Padre Teodori, Il regalo mancato La dura prova della prigionia
Con l’inizio del regime comunista la vita si fa veramente dura. Sono inutili gli sforzi per riservare la cattedrale al culto dei cristiani. L’ospedale è preso dai comunisti, così le scuole; poi anche le case dei missionari, i quali sono confinati in spazi sempre più ristretti.
È proibito uscire dalla città, è proibito visitare i cristiani. Mons. Bassi, che si reca in un paese per le cresime con il permesso della polizia di Luoyang, viene messo in carcere perché quel permesso non era valido fuori città.
Poi cominciano i processi e le prigioni. Nel 1949 è la volta di p. Giovanni Zotti, direttore dell’ospedale, e di p. Franco Teodori, responsabile della diocesi in assenza del vescovo.
Sono nelle mani di Dio
Scrive alla madre: “Mamma mia, mesi e mesi di pericolo, di insidie, di dolori, di croci…, ma anche di gioie; di gioie tali che difficilmente potrai comprendere. Io non so perché Gesù e la Madonna siano così buoni con me. Trovo ormai gioia e felicità dappertutto.

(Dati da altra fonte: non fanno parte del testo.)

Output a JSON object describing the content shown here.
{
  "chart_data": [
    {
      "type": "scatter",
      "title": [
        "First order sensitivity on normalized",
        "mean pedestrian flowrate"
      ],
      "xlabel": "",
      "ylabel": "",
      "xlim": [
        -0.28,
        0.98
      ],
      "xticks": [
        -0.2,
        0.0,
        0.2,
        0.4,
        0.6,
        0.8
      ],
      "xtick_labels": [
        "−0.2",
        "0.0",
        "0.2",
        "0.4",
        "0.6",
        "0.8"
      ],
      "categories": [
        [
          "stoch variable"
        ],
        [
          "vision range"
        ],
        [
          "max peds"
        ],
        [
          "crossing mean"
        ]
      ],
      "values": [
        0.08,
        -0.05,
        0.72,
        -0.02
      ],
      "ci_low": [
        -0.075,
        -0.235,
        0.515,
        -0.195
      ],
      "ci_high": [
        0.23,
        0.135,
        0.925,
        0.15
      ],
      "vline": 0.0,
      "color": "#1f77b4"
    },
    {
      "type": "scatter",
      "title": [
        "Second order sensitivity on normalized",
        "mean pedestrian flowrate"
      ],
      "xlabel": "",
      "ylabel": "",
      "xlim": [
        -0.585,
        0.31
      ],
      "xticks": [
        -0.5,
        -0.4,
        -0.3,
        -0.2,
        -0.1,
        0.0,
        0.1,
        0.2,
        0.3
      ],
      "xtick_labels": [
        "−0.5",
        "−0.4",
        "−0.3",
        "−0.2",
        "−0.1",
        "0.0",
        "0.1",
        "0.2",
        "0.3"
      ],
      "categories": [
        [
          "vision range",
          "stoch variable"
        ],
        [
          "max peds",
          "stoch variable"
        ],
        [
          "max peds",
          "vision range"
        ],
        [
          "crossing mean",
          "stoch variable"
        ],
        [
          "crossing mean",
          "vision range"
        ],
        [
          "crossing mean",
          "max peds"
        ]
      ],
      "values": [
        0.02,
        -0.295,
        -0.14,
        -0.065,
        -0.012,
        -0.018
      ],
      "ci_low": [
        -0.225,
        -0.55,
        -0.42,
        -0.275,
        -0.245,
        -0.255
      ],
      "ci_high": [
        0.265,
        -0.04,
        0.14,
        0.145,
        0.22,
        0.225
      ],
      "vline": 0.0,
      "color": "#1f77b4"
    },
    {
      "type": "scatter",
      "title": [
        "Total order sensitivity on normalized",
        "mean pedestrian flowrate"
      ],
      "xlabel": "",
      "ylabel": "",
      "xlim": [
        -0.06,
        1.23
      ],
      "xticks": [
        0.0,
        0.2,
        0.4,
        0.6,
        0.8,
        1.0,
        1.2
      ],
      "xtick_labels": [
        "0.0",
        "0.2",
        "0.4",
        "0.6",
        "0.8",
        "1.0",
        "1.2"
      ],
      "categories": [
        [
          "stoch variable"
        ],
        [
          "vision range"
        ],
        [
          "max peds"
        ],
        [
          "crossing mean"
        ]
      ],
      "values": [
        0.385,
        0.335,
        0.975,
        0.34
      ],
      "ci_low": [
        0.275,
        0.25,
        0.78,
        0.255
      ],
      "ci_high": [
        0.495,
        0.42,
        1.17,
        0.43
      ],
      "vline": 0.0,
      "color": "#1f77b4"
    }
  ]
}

Specialmente in questa lotta per salvare la fede dei nostri cristiani. Più volte mi sono vista la morte alla gola e in due occasioni credevo proprio di farti il regalo di un figlio martire… Siamo e restiamo chissà per quanto tempo sotto la dominazione rossa, dominazione che non perdona. Ma siamo sempre nelle mani di Dio”. (Luoyang, 8.12.1948)
Padre Franco prevede di dover pagare di persona: “Se finora ho portato una croce, adesso sto per salire sulla croce. Sia benedetto Gesù che ci fa partecipi delle sue pene e ci associa alla sua opera di redenzione. Se il tuo Franco oggi sale il Calvario è perché non ha mai voluto tradire il suo dovere, vendere la sua coscienza, fuggire abbandonando le anime, tradire chi si era affidato a lui come Padre e come sacerdote”. (17.2.1949)
Quando, dopo quattro mesi di prigione può scrivere di nuovo a sua madre, dice: “Eppure quei 107 giorni sono stati per me un puro paradiso. Si vede proprio che il Signore assiste i suoi discepoli come aveva promesso”.
L’enciclopedia Conforti
Tornato in Italia nel 1954, padre Teodori svolge vari incarichi. In tutto questo tempo, però, non ha mai dimenticato quel vescovo che lo aveva tanto impressionato da giovane seminarista e che aveva visto morire il 5 novembre 1931. Quel giorno ne aveva raccolto e stenografato le ultime sublimi parole di fede.
A lui poi ha dedicato tutto il tempo lasciatogli libero da altri impegni, per raccoglierne tutti gli scritti, le testimonianze e la documentazione in 28 volumi, frutto di oltre trent’anni di ricerche e di indefesso lavoro. Il Signore lo ha ricompensato facendogli assistere alla solenne proclamazione a Beato del suo venerato vescovo. Penso che quel giorno padre Franco avrà cantato il suo “Nunc dimittis…”.